The storm’s winds were also blamed Tuesday for toppling a tree onto a pickup truck in Texas, killing the driver, and another tree onto a house in Louisiana, killing a man there.

The enormous storm system that dumped snow and sleet on the nation’s midsection and unleashed damaging tornadoes around the Deep South began punching its way toward the Northeast today, slowing holiday travel.

Post-Christmas travelers braced for flight delays and a raft of weather warnings for drivers, a day after rare winter twisters damaged buildings in Louisiana and Alabama.

Snow and ice covered roads in southern Illinois and southern Indiana early today. Officials urged residents to stay home if they can. State police reported numerous slide-off accidents in the Evansville, Ind., area and white-out conditions on Interstate 64 in Indiana with wind gusts around 30 mph.

The storm system headed from the Gulf Coast to New England has been blamed for three deaths and several injuries, though no one was killed outright in the tornadoes. In snowy Arkansas, the storm left more than 189,000 customers without electricity today, utility Entergy Arkansas said.

Severe thunderstorms were forecast for the Carolinas while a line of blizzard and winter storm warnings stretched from Arkansas up the Ohio River to New York and on to Maine.

Thirty-four tornadoes were reported in Texas, Louisiana, Mississippi and Alabama during the outbreak Tuesday, the National Weather Service said.

Rick Cauley’s family was hosting relatives for Christmas when tornado sirens went off in Mobile.
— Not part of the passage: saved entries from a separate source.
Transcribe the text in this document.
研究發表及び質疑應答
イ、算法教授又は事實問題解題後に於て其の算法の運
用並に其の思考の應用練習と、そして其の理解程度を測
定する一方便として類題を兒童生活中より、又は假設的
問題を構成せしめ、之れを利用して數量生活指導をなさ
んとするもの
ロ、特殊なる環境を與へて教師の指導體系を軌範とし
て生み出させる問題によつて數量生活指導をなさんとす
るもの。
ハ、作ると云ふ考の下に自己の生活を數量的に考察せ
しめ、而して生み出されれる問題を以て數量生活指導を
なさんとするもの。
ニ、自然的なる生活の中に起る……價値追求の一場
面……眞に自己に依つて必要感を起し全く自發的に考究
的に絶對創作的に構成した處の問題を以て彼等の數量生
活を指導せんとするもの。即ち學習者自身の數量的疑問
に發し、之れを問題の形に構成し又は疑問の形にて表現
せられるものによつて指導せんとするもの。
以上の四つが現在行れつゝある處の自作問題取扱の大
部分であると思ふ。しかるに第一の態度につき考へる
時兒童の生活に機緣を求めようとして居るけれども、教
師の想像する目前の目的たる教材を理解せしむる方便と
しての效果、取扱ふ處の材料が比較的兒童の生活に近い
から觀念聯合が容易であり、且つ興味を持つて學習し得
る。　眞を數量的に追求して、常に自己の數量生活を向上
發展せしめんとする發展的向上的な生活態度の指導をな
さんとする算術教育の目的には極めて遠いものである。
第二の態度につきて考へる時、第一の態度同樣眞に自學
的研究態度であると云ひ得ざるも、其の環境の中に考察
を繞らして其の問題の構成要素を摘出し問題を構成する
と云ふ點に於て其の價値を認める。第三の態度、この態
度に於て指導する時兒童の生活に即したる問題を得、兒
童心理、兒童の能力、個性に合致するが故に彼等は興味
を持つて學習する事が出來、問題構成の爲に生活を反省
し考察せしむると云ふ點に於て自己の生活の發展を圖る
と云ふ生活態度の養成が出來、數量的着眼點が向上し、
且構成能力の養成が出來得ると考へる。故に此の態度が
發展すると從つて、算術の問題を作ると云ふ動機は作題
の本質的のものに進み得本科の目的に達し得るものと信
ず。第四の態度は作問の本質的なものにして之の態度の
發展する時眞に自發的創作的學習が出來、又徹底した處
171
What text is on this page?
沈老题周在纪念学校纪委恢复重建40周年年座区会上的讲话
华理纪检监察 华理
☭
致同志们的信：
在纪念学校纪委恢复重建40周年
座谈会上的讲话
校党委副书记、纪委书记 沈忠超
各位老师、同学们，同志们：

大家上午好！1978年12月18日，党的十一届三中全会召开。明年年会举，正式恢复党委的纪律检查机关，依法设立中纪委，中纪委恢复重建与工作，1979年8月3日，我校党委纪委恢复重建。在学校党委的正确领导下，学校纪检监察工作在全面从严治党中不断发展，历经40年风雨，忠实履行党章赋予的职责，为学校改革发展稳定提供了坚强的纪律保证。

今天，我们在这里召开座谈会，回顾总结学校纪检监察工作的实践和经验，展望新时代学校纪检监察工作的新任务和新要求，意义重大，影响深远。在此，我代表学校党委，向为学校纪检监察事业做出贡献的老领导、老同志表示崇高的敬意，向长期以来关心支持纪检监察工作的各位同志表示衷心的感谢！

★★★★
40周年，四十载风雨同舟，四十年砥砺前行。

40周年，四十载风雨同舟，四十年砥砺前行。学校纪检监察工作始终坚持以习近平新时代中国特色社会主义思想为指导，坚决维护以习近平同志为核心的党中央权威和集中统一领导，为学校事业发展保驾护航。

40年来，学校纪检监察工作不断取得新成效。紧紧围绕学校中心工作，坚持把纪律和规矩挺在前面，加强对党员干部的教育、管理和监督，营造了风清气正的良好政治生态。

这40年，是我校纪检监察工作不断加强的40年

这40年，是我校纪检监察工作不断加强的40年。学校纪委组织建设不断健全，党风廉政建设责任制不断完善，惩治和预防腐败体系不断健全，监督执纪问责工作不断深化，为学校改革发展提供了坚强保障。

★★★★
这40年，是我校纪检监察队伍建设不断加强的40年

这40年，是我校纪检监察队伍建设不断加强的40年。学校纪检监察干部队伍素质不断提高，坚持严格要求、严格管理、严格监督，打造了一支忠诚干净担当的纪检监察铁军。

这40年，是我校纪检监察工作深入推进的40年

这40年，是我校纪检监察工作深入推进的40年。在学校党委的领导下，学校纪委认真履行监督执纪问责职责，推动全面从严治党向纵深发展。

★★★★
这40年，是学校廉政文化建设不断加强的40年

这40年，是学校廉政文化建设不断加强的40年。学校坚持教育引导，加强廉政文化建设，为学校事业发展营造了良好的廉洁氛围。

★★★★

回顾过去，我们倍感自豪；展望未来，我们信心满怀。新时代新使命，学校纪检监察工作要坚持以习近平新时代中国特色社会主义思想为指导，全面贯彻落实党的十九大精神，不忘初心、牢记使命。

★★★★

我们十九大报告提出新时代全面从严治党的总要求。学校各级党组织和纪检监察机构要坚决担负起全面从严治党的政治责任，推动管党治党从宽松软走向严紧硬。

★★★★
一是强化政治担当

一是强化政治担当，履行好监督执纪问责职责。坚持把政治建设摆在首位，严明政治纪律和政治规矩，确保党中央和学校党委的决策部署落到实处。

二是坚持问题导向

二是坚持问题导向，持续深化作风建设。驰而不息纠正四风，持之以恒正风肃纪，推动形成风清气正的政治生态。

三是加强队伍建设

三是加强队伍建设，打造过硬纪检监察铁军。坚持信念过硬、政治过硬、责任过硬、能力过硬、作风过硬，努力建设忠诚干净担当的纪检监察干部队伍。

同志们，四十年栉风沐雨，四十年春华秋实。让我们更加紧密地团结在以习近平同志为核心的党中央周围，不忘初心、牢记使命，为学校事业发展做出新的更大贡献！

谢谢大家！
Not taking any chances, he and his wife, Ashley, hustled everyone down the block to take shelter at the athletic field house at Mobile’s Murphy High School in Mobile.

It turns out, that wasn’t the place to head.

“As luck would have it, that’s where the tornado hit,” Cauley said. “The pressure dropped and the ears started popping and it got crazy for a second.” They were all fine, though the school was damaged, as were a church and several homes, but officials say no one was seriously injured.

Camera footage captured the approach of the large funnel cloud.

Mobile was the biggest city hit by numerous twisters. Along with brutal, straight-line winds, the storms knocked down countless trees, blew the roofs off homes and left many Christmas celebrations in the dark. Torrential rains drenched the region and several places saw flash flooding.

More than 325 flights around the U.S. were canceled as of this morning, according to the flight tracker FlightAware.com. The cancellations were mostly spread around airports that had been or soon would be in the path of the storm.

Holiday travelers in the nation’s much colder midsection battled treacherous driving conditions from freezing rain and blizzard conditions from the same fast-moving storms. In Arkansas, highway department officials said the state was fortunate the snowstorm hit on Christmas Day when many travelers were already at their destinations.

Texas, meanwhile, dealt with high winds and slickened highways. On Tuesday, winds toppled a tree onto a pickup truck in the Houston area, killing the driver, and a 53-year-old north Louisiana man was killed when a tree fell on his house. Icy roads already were blamed for a 21-vehicle pileup in Oklahoma.